CELEBESMEDIA.ID, Makassar - Wali Kota Munafri Arifuddin mendorong mahasiswa yang tergabung dalam Ikatan Mahasiswa Muhammadiyah (IMM) untuk mengambil peran aktif sebagai motor penggerak pemberdayaan masyarakat melalui program konkret berbasis kebutuhan lokal.
Arahan tersebut disampaikan saat membuka kegiatan Darul Arqam Madya (DAM) Pelatihan Instruktur Dasar (PID) Pengurus Cabang IMM Kota Makassar di Pusdiklat Unismuh Makassar, Minggu (29/03/2026).
Dalam sambutannya, Munafri menegaskan bahwa mahasiswa tidak cukup hanya memahami teori kepemimpinan, tetapi harus mampu membaca peluang serta mengimplementasikannya langsung di tengah masyarakat.
Salah satu peluang yang disoroti adalah tingginya kebutuhan pangan di Makassar, khususnya komoditas telur dan ayam. Kondisi ini dinilai dapat dimanfaatkan melalui program urban farming berbasis lorong.

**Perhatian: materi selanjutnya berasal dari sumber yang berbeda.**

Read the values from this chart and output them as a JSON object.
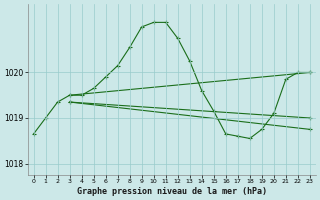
{
  "background_color": "#cce8e8",
  "plot_bg_color": "#cce8e8",
  "grid_color": "#99cccc",
  "line_color": "#1a6e1a",
  "title": "Graphe pression niveau de la mer (hPa)",
  "xlim": [
    -0.5,
    23.5
  ],
  "ylim": [
    1017.75,
    1021.5
  ],
  "yticks": [
    1018,
    1019,
    1020
  ],
  "xticks": [
    0,
    1,
    2,
    3,
    4,
    5,
    6,
    7,
    8,
    9,
    10,
    11,
    12,
    13,
    14,
    15,
    16,
    17,
    18,
    19,
    20,
    21,
    22,
    23
  ],
  "series": [
    {
      "x": [
        0,
        1,
        2,
        3,
        4,
        5,
        6,
        7,
        8,
        9,
        10,
        11,
        12,
        13,
        14,
        15,
        16,
        17,
        18,
        19,
        20,
        21,
        22,
        23
      ],
      "y": [
        1018.65,
        1019.0,
        1019.35,
        1019.5,
        1019.5,
        1019.65,
        1019.9,
        1020.15,
        1020.55,
        1021.0,
        1021.1,
        1021.1,
        1020.75,
        1020.25,
        1019.6,
        1019.15,
        1018.65,
        1018.6,
        1018.55,
        1018.75,
        1019.1,
        1019.85,
        1020.0,
        1020.0
      ]
    },
    {
      "x": [
        3,
        23
      ],
      "y": [
        1019.5,
        1020.0
      ]
    },
    {
      "x": [
        3,
        23
      ],
      "y": [
        1019.35,
        1019.0
      ]
    },
    {
      "x": [
        3,
        23
      ],
      "y": [
        1019.35,
        1018.75
      ]
    }
  ]
}
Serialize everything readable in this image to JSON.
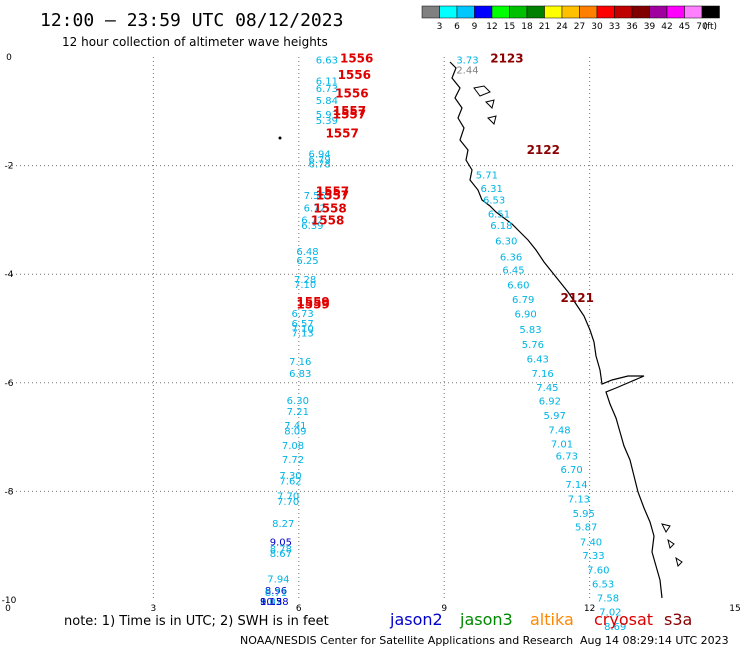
{
  "header": {
    "title": "12:00 – 23:59 UTC 08/12/2023",
    "subtitle": "12 hour collection of altimeter wave heights"
  },
  "colorbar": {
    "unit": "(ft)",
    "bins": [
      {
        "label": "3",
        "color": "#808080"
      },
      {
        "label": "6",
        "color": "#00ffff"
      },
      {
        "label": "9",
        "color": "#00c8ff"
      },
      {
        "label": "12",
        "color": "#0000ff"
      },
      {
        "label": "15",
        "color": "#00ff00"
      },
      {
        "label": "18",
        "color": "#00c000"
      },
      {
        "label": "21",
        "color": "#008000"
      },
      {
        "label": "24",
        "color": "#ffff00"
      },
      {
        "label": "27",
        "color": "#ffc000"
      },
      {
        "label": "30",
        "color": "#ff8000"
      },
      {
        "label": "33",
        "color": "#ff0000"
      },
      {
        "label": "36",
        "color": "#c00000"
      },
      {
        "label": "39",
        "color": "#800000"
      },
      {
        "label": "42",
        "color": "#a000a0"
      },
      {
        "label": "45",
        "color": "#ff00ff"
      },
      {
        "label": "70",
        "color": "#ff80ff"
      },
      {
        "label": "",
        "color": "#000000"
      }
    ]
  },
  "footer": {
    "note": "note: 1) Time is in UTC; 2) SWH is in feet",
    "credit": "NOAA/NESDIS Center for Satellite Applications and Research",
    "timestamp": "Aug 14 08:29:14 UTC 2023",
    "missions": [
      {
        "name": "jason2",
        "color": "#0000cc"
      },
      {
        "name": "jason3",
        "color": "#008800"
      },
      {
        "name": "altika",
        "color": "#ff8800"
      },
      {
        "name": "cryosat",
        "color": "#dd0000"
      },
      {
        "name": "s3a",
        "color": "#880000"
      }
    ]
  },
  "chart_data": {
    "type": "scatter",
    "xlim": [
      0,
      15
    ],
    "ylim": [
      -10,
      0
    ],
    "x_ticks": [
      "0",
      "3",
      "6",
      "9",
      "12",
      "15"
    ],
    "y_ticks": [
      "0",
      "-2",
      "-4",
      "-6",
      "-8",
      "-10"
    ],
    "grid": true,
    "colors": {
      "swh_cyan": "#00b4e6",
      "swh_blue": "#0000cc",
      "swh_gray": "#808080",
      "time_red": "#e00000",
      "time_darkred": "#8b0000",
      "coast": "#000000"
    },
    "track_west_swh": [
      {
        "x": 6.35,
        "y": -0.05,
        "label": "6.63",
        "c": "swh_cyan"
      },
      {
        "x": 6.35,
        "y": -0.43,
        "label": "6.11",
        "c": "swh_cyan"
      },
      {
        "x": 6.35,
        "y": -0.57,
        "label": "6.73",
        "c": "swh_cyan"
      },
      {
        "x": 6.35,
        "y": -0.79,
        "label": "5.84",
        "c": "swh_cyan"
      },
      {
        "x": 6.35,
        "y": -1.05,
        "label": "5.93",
        "c": "swh_cyan"
      },
      {
        "x": 6.35,
        "y": -1.16,
        "label": "5.39",
        "c": "swh_cyan"
      },
      {
        "x": 6.2,
        "y": -1.78,
        "label": "6.94",
        "c": "swh_cyan"
      },
      {
        "x": 6.2,
        "y": -1.88,
        "label": "6.79",
        "c": "swh_cyan"
      },
      {
        "x": 6.2,
        "y": -1.96,
        "label": "6.78",
        "c": "swh_cyan"
      },
      {
        "x": 6.1,
        "y": -2.54,
        "label": "7.56",
        "c": "swh_cyan"
      },
      {
        "x": 6.1,
        "y": -2.77,
        "label": "6.72",
        "c": "swh_cyan"
      },
      {
        "x": 6.05,
        "y": -2.99,
        "label": "6.72",
        "c": "swh_cyan"
      },
      {
        "x": 6.05,
        "y": -3.09,
        "label": "6.39",
        "c": "swh_cyan"
      },
      {
        "x": 5.95,
        "y": -3.57,
        "label": "6.48",
        "c": "swh_cyan"
      },
      {
        "x": 5.95,
        "y": -3.74,
        "label": "6.25",
        "c": "swh_cyan"
      },
      {
        "x": 5.9,
        "y": -4.09,
        "label": "7.28",
        "c": "swh_cyan"
      },
      {
        "x": 5.9,
        "y": -4.18,
        "label": "7.10",
        "c": "swh_cyan"
      },
      {
        "x": 5.85,
        "y": -4.71,
        "label": "6.73",
        "c": "swh_cyan"
      },
      {
        "x": 5.85,
        "y": -4.9,
        "label": "6.57",
        "c": "swh_cyan"
      },
      {
        "x": 5.85,
        "y": -4.99,
        "label": "7.10",
        "c": "swh_cyan"
      },
      {
        "x": 5.85,
        "y": -5.07,
        "label": "7.13",
        "c": "swh_cyan"
      },
      {
        "x": 5.8,
        "y": -5.6,
        "label": "7.16",
        "c": "swh_cyan"
      },
      {
        "x": 5.8,
        "y": -5.82,
        "label": "6.83",
        "c": "swh_cyan"
      },
      {
        "x": 5.75,
        "y": -6.32,
        "label": "6.30",
        "c": "swh_cyan"
      },
      {
        "x": 5.75,
        "y": -6.52,
        "label": "7.21",
        "c": "swh_cyan"
      },
      {
        "x": 5.7,
        "y": -6.78,
        "label": "7.41",
        "c": "swh_cyan"
      },
      {
        "x": 5.7,
        "y": -6.88,
        "label": "8.09",
        "c": "swh_cyan"
      },
      {
        "x": 5.65,
        "y": -7.15,
        "label": "7.08",
        "c": "swh_cyan"
      },
      {
        "x": 5.65,
        "y": -7.4,
        "label": "7.72",
        "c": "swh_cyan"
      },
      {
        "x": 5.6,
        "y": -7.7,
        "label": "7.30",
        "c": "swh_cyan"
      },
      {
        "x": 5.6,
        "y": -7.8,
        "label": "7.62",
        "c": "swh_cyan"
      },
      {
        "x": 5.55,
        "y": -8.08,
        "label": "7.70",
        "c": "swh_cyan"
      },
      {
        "x": 5.55,
        "y": -8.18,
        "label": "7.70",
        "c": "swh_cyan"
      },
      {
        "x": 5.45,
        "y": -8.58,
        "label": "8.27",
        "c": "swh_cyan"
      },
      {
        "x": 5.4,
        "y": -8.92,
        "label": "9.05",
        "c": "swh_blue"
      },
      {
        "x": 5.4,
        "y": -9.05,
        "label": "8.78",
        "c": "swh_cyan"
      },
      {
        "x": 5.4,
        "y": -9.13,
        "label": "8.67",
        "c": "swh_cyan"
      },
      {
        "x": 5.35,
        "y": -9.6,
        "label": "7.94",
        "c": "swh_cyan"
      },
      {
        "x": 5.3,
        "y": -9.82,
        "label": "8.96",
        "c": "swh_blue"
      },
      {
        "x": 5.3,
        "y": -9.85,
        "label": "8.71",
        "c": "swh_cyan"
      },
      {
        "x": 5.2,
        "y": -10.02,
        "label": "8.02",
        "c": "swh_cyan"
      },
      {
        "x": 5.2,
        "y": -10.02,
        "label": "10.38",
        "c": "swh_blue"
      },
      {
        "x": 5.2,
        "y": -10.02,
        "label": "9.15",
        "c": "swh_blue"
      }
    ],
    "track_east_swh": [
      {
        "x": 9.25,
        "y": -0.05,
        "label": "3.73",
        "c": "swh_cyan"
      },
      {
        "x": 9.25,
        "y": -0.23,
        "label": "2.44",
        "c": "swh_gray"
      },
      {
        "x": 9.65,
        "y": -2.16,
        "label": "5.71",
        "c": "swh_cyan"
      },
      {
        "x": 9.75,
        "y": -2.41,
        "label": "6.31",
        "c": "swh_cyan"
      },
      {
        "x": 9.8,
        "y": -2.62,
        "label": "6.53",
        "c": "swh_cyan"
      },
      {
        "x": 9.9,
        "y": -2.88,
        "label": "6.51",
        "c": "swh_cyan"
      },
      {
        "x": 9.95,
        "y": -3.09,
        "label": "6.18",
        "c": "swh_cyan"
      },
      {
        "x": 10.05,
        "y": -3.38,
        "label": "6.30",
        "c": "swh_cyan"
      },
      {
        "x": 10.15,
        "y": -3.67,
        "label": "6.36",
        "c": "swh_cyan"
      },
      {
        "x": 10.2,
        "y": -3.91,
        "label": "6.45",
        "c": "swh_cyan"
      },
      {
        "x": 10.3,
        "y": -4.19,
        "label": "6.60",
        "c": "swh_cyan"
      },
      {
        "x": 10.4,
        "y": -4.46,
        "label": "6.79",
        "c": "swh_cyan"
      },
      {
        "x": 10.45,
        "y": -4.72,
        "label": "6.90",
        "c": "swh_cyan"
      },
      {
        "x": 10.55,
        "y": -5.01,
        "label": "5.83",
        "c": "swh_cyan"
      },
      {
        "x": 10.6,
        "y": -5.29,
        "label": "5.76",
        "c": "swh_cyan"
      },
      {
        "x": 10.7,
        "y": -5.55,
        "label": "6.43",
        "c": "swh_cyan"
      },
      {
        "x": 10.8,
        "y": -5.82,
        "label": "7.16",
        "c": "swh_cyan"
      },
      {
        "x": 10.9,
        "y": -6.08,
        "label": "7.45",
        "c": "swh_cyan"
      },
      {
        "x": 10.95,
        "y": -6.33,
        "label": "6.92",
        "c": "swh_cyan"
      },
      {
        "x": 11.05,
        "y": -6.59,
        "label": "5.97",
        "c": "swh_cyan"
      },
      {
        "x": 11.15,
        "y": -6.86,
        "label": "7.48",
        "c": "swh_cyan"
      },
      {
        "x": 11.2,
        "y": -7.12,
        "label": "7.01",
        "c": "swh_cyan"
      },
      {
        "x": 11.3,
        "y": -7.34,
        "label": "6.73",
        "c": "swh_cyan"
      },
      {
        "x": 11.4,
        "y": -7.59,
        "label": "6.70",
        "c": "swh_cyan"
      },
      {
        "x": 11.5,
        "y": -7.86,
        "label": "7.14",
        "c": "swh_cyan"
      },
      {
        "x": 11.55,
        "y": -8.13,
        "label": "7.13",
        "c": "swh_cyan"
      },
      {
        "x": 11.65,
        "y": -8.4,
        "label": "5.95",
        "c": "swh_cyan"
      },
      {
        "x": 11.7,
        "y": -8.65,
        "label": "5.87",
        "c": "swh_cyan"
      },
      {
        "x": 11.8,
        "y": -8.92,
        "label": "7.40",
        "c": "swh_cyan"
      },
      {
        "x": 11.85,
        "y": -9.17,
        "label": "7.33",
        "c": "swh_cyan"
      },
      {
        "x": 11.95,
        "y": -9.44,
        "label": "7.60",
        "c": "swh_cyan"
      },
      {
        "x": 12.05,
        "y": -9.7,
        "label": "6.53",
        "c": "swh_cyan"
      },
      {
        "x": 12.15,
        "y": -9.95,
        "label": "7.58",
        "c": "swh_cyan"
      },
      {
        "x": 12.2,
        "y": -10.21,
        "label": "7.02",
        "c": "swh_cyan"
      },
      {
        "x": 12.3,
        "y": -10.48,
        "label": "8.69",
        "c": "swh_cyan"
      }
    ],
    "time_labels": [
      {
        "x": 6.85,
        "y": -0.03,
        "label": "1556",
        "c": "time_red"
      },
      {
        "x": 6.8,
        "y": -0.33,
        "label": "1556",
        "c": "time_red"
      },
      {
        "x": 6.75,
        "y": -0.67,
        "label": "1556",
        "c": "time_red"
      },
      {
        "x": 6.7,
        "y": -0.99,
        "label": "1557",
        "c": "time_red"
      },
      {
        "x": 6.7,
        "y": -1.06,
        "label": "1557",
        "c": "time_red"
      },
      {
        "x": 6.55,
        "y": -1.41,
        "label": "1557",
        "c": "time_red"
      },
      {
        "x": 6.35,
        "y": -2.48,
        "label": "1557",
        "c": "time_red"
      },
      {
        "x": 6.35,
        "y": -2.55,
        "label": "1557",
        "c": "time_red"
      },
      {
        "x": 6.3,
        "y": -2.79,
        "label": "1558",
        "c": "time_red"
      },
      {
        "x": 6.25,
        "y": -3.01,
        "label": "1558",
        "c": "time_red"
      },
      {
        "x": 5.95,
        "y": -4.51,
        "label": "1559",
        "c": "time_red"
      },
      {
        "x": 5.95,
        "y": -4.56,
        "label": "1559",
        "c": "time_red"
      },
      {
        "x": 9.95,
        "y": -0.03,
        "label": "2123",
        "c": "time_darkred"
      },
      {
        "x": 10.7,
        "y": -1.71,
        "label": "2122",
        "c": "time_darkred"
      },
      {
        "x": 11.4,
        "y": -4.44,
        "label": "2121",
        "c": "time_darkred"
      }
    ]
  }
}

“Mahasiswa harus menjadi motor penggerak. Caranya bagaimana? Lihat peluang. Hari ini harga telur di Makassar tinggi sekali, ini peluang besar yang bisa dimanfaatkan,” ujarnya.
Ia bahkan menantang kader IMM untuk membina minimal dua lorong sebagai percontohan melalui program “satu lorong satu kandang” yang terintegrasi dengan pemberdayaan masyarakat.
Pemerintah Kota Makassar, lanjut Munafri, siap memberikan dukungan berupa infrastruktur serta pendampingan melalui dinas terkait.
“Kalau satu lorong saja kita bisa gerakkan, membuat satu kandang ayam, ini bisa jadi percontohan bahwa anak muda mampu memberi dampak langsung ke masyarakat,” tegasnya.
Selain peternakan, Munafri juga mendorong mahasiswa mengembangkan budidaya ikan dengan metode sederhana, seperti penggunaan drum atau wadah terbatas yang mudah diterapkan di kawasan perkotaan.
Ia menekankan bahwa keterbatasan lahan bukanlah hambatan, melainkan peluang untuk berinovasi sesuai kebutuhan masyarakat urban.
“Sekarang orang tidak harus punya empang luas. Pakai drum, pakai wadah sederhana, itu sudah bisa. Tinggal bagaimana kita melihat pasarnya yang sebenarnya sangat terbuka,” tambahnya.
Lebih jauh, Munafri mengangkat isu strategis ekoteologi dan pengelolaan sampah sebagai tantangan utama kota. Pemerintah Kota Makassar berkomitmen mentransformasi sistem Tempat Pembuangan Akhir (TPA) dari open dumping menjadi sanitary landfill, serta mengembangkan proyek waste to energy.
Program ini diharapkan menjadi solusi jangka panjang terhadap produksi sampah yang telah mencapai lebih dari 1.000 ton per hari.
“Kita akan ubah sistem TPA dari open dumping menjadi sanitary landfill, lalu kita dorong ke tahap berikutnya, waste to energy, bagaimana sampah bisa jadi listrik,” jelasnya.
Munafri menegaskan bahwa kebersihan merupakan fondasi utama pembangunan kota. Lingkungan yang bersih akan membuka peluang investasi, sementara kondisi sebaliknya berpotensi memicu berbagai persoalan kesehatan dan infrastruktur.
Ia juga memastikan bahwa Pemerintah Kota Makassar membuka ruang kolaborasi seluas-luasnya bagi pemuda IMM untuk menjalankan program pemberdayaan berkelanjutan.
“Pikir dulu kegiatannya, pastikan bisa jalan. Lalu mulai saja dulu, karena yang tersulit adalah memulai,” tutupnya.